By Franklin L. Kirksey, Pastor, First Baptist Church of Spanish Fort, Alabama, and author of Sound Biblical Preaching: Giving the Bible a Voice.

These expositions by Dr. Kirksey are offered to suggest sermon or Bible study ideas for pastors and other church leaders, both from the exposition and from the illustrative material, or simply for personal devotion.



The righteous ones are like the Righteous One.  We read in Psalm 11:7, “For the LORD is righteous; He loves righteousness; The upright will behold His face.”

Rev. Charles Haddon Spurgeon (1834-1892) comments, “There is no title to this psalm, but it is evidently a companion to the hundred and eleventh, and, like it, it is an alphabetical psalm.  Even in the number of verses, and clauses of each verse, it coincides with its predecessor, as also in many of its words and phrases.  The reader should carefully compare the two psalms line by line.  The subject of the poem before us is -- the blessedness of the righteous man, and so it bears the same relation to the preceding which the moon does to the sun; for, while the first declares the glory of God, the second speaks of the reflection of the divine brightness in men born from above.  God is here praised for the manifestation of his glory which is seen in his people, just as in the preceding psalm he was magnified for his own personal acts.  The hundred and eleventh speaks of the great Father, and this describes his children renewed after his image.  The psalm cannot be viewed as the extolling of man, for it commences with ‘Praise ye the Lord;’ and it is intended to give to God all the honour of his grace which is manifested in the sons of God.”[1]

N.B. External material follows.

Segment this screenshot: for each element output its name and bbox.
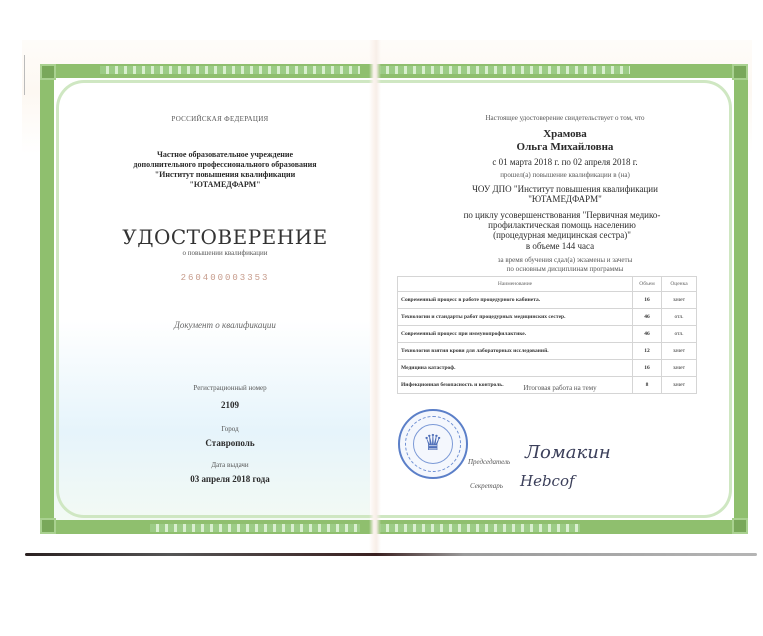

Dr. William Binnie (1823-1886), Professor of Church History and Pastoral Theology, Free Church College, Aberdeen, explains, “The hundred and eleventh and the hundred and twelfth psalms, two very short poems, dating apparently from the latest age of inspired psalmody, present such features of resemblance as to leave no doubt that they came from the same pen.  In structure they are identical; and this superficial resemblance is designed to call attention to something deeper and more important.  The subject of the one is the exact counterpart of the subject of the other.  The first celebrates the character and works of God; the second, the character and felicity of the godly man.”[2]